Nathan Phillips Square – Podium Green Roof

Designers: PLANT Architect Inc., STIP, Hoerr Schaudt Landscape Architects, Adrian Blackwell | City: Toronto, ON | Project Type: Green Roof, Revitalization
Date Visited: 08.28.12
Location: 100 Queen Street West
Size: 35,000 sq. ft (3,250 sq. mtrs)
Cost: 2.3 million CDN
Official Opening Date: 2010

In 2010, Toronto City Hall transformed approximately 35,000 square feet of lifeless grey concrete into a lush, living green roof.

In addition to adding numerous environmental and economic benefits to Toronto’s skyline, the Nathan Phillips Square Podium Green Roof was also built to kick off the 2009 Toronto bylaw that made green roofs a requirement on new development–the first law of its kind in North America. Toronto’s flagship green roof is not only the city’s largest, publicly-accessible green roof, but also signifies the first phase of the revitalization project for Toronto’s largest public square.

In the 1960s, the Finnish architect Viljo Revell designed Toronto’s modernist city hall intending to make the podium roof a raised public plaza. This vision, however, was never fully realized during his lifetime and for subsequent decades, the podium roof was barricaded off as forgotten space.

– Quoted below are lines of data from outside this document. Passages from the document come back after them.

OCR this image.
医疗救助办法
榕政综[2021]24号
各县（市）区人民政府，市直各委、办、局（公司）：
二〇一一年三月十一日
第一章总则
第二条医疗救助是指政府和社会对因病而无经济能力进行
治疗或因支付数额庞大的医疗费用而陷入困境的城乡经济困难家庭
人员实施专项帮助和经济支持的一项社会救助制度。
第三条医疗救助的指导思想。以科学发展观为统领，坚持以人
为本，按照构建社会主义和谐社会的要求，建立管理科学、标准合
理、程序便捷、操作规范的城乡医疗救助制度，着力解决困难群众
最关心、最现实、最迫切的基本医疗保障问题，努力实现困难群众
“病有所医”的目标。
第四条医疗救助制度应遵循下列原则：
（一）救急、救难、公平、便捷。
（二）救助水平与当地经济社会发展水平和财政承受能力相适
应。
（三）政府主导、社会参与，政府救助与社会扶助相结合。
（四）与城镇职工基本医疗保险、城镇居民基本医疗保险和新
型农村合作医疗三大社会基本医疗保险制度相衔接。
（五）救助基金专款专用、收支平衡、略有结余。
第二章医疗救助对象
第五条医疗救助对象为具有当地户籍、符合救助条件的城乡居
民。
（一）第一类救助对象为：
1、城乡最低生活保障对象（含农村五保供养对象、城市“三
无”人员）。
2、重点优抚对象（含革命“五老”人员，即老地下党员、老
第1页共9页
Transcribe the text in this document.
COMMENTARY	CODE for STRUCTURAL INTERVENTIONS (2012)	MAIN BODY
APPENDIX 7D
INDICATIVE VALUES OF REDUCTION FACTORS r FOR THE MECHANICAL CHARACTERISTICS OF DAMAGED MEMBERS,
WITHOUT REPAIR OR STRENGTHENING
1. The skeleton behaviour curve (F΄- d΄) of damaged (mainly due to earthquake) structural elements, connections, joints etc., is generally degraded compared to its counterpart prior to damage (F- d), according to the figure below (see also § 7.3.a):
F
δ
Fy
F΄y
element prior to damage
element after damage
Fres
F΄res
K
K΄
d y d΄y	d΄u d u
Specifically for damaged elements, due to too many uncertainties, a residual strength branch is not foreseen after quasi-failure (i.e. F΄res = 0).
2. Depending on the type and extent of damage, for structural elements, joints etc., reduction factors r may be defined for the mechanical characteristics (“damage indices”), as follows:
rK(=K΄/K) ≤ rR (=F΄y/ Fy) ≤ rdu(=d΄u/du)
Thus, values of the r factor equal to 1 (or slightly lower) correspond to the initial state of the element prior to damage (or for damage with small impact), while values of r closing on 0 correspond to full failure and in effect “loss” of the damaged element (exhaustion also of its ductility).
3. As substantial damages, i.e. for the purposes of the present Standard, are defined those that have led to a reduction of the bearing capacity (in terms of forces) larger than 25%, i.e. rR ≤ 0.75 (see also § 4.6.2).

Nearly half a century later, the city of Toronto was ready for a change. Following an international design competition for the revitalization of Nathan Phillips Square in 2007, the city selected the joint team of Perkins+Will, Hoerr Schaudt, and PLANT Architect Inc. as the winners from over 48 finalists.

From the design commentary by PLANT Architects:

“The new green roof consists of three formal conditions: a sedum mosaic, a paved courtyard that frames the curved chamber and a deck café that occupies the prow. The perimeter garden is treated as a field in purple, pink, yellow/orange and green sedums. This ground cover is planted in a prevegetated tray system with shade tolerant species concentrated in the shadows of the City Hall’s towers.”

The element of time was also cleverly alluded to in the design. A built, half-kilometer walk reveals the passage of time through shadow play. Shade structures reveal the movement of the sun; their shadows align with benches at specified hours from 10AM to 4PM. An all-season plant palette was carefully picked to show year-round interest and to reflect the beauty of Toronto’s four seasons.

Every Wednesday, the Nathan Philips Square down below holds a weekly farmer’s market with live music. The square itself is still undergoing construction–I saw a modern concession stand being built and a neighboring ice rink–but the square was packed with people for the market. It’s also a great place if you want to try Toronto’s signature burger, the Peameal Bacon Burger, made from slices of slow-cured, cornmeal-coated back bacon on a bun–it’s where I had mine!

I would have loved to see more trees on the green roof but compared to what the space was before–a cordoned off slab of concrete–the green roof is a huge improvement.